This Isn’t for You

This past week, I attended a webinar involving Miguel De La Torre, a theologian and ethicist who holds a professorship at the Iliff School of Theology. I have known of Dr. De La Torre for many years, having first been introduced to him by our former Regional Executive Minister, Larry Greenfield.

In his writing and teaching, De La Torre speaks with, to, and for the oppressed. Many of his books have in their titles or concepts doing ethics or reading a person “from the margins.” One from 2017 on my yet-to-be-read list is titled “Embracing Hopelessness.” These are not easy books to read, especially if you are not wanting to be challenged.

But as the webinar progressed, and as De La Torre responded to questions and comments from other participants, I realized another reason that his books were so challenging. A person resisted the premise of “Embracing Hopelessness,” describing how vital hope is to their expression of the Christian tradition including (and especially) when experiencing hardship. De La Torre nodded in a way that told me he’d heard this objection a thousand times, and then he simply said: “Then my book isn’t for you.”

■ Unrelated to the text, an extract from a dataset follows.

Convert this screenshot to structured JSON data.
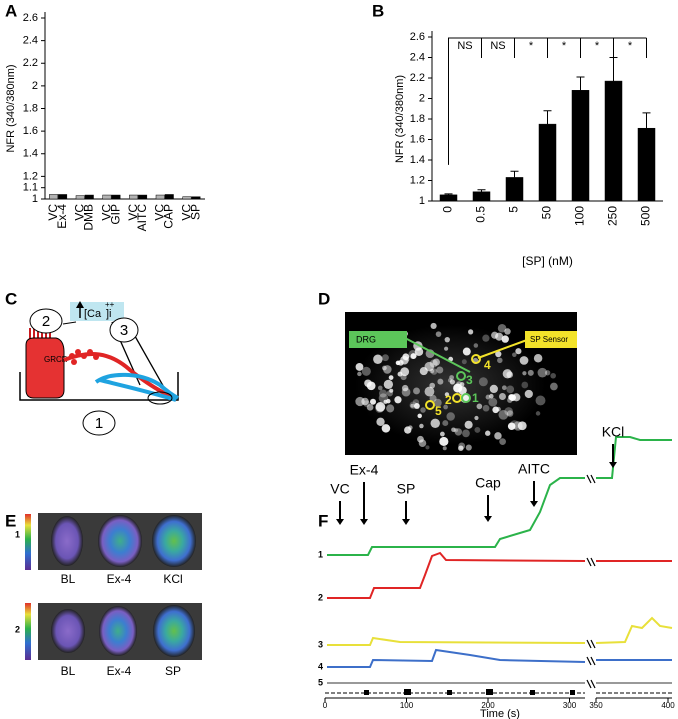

He told of someone he was close to who was helping him editing the draft of the book before it came out. They got sent to prison, and asked to bring the draft with them. They started a book group in prison reading his manuscript. “Those guys all got it,” De La Torre said. He told other stories too.

It reminded me of something a professor of mine — Dr. Thomas B. Slater — always said of the book of Revelation (and apocalyptic literature in general: “If you don’t find Revelation hopeful, you don’t know what it means to suffer.”

Obviously, these pericopes underscore how when we aren’t the intended audience, we might not understand what the author is about.

But more than that, it occurs to me how often we assume that we must be the intended audience, or that we must understand everything no matter who its audience or author happens to be, or that we are willing to twist and distort beyond recognition what we do not understand instead of accept that it “isn’t for us” — and perhaps face the reasons why that is.

Sometimes, if we investigate those reasons, it may turn out that we aren’t the “sufferer” or the “oppressed,” but rather we are on the other side of the equation.

May God liberate us from our hubris, and from our blind complicity.

Remember, we’re all in this together.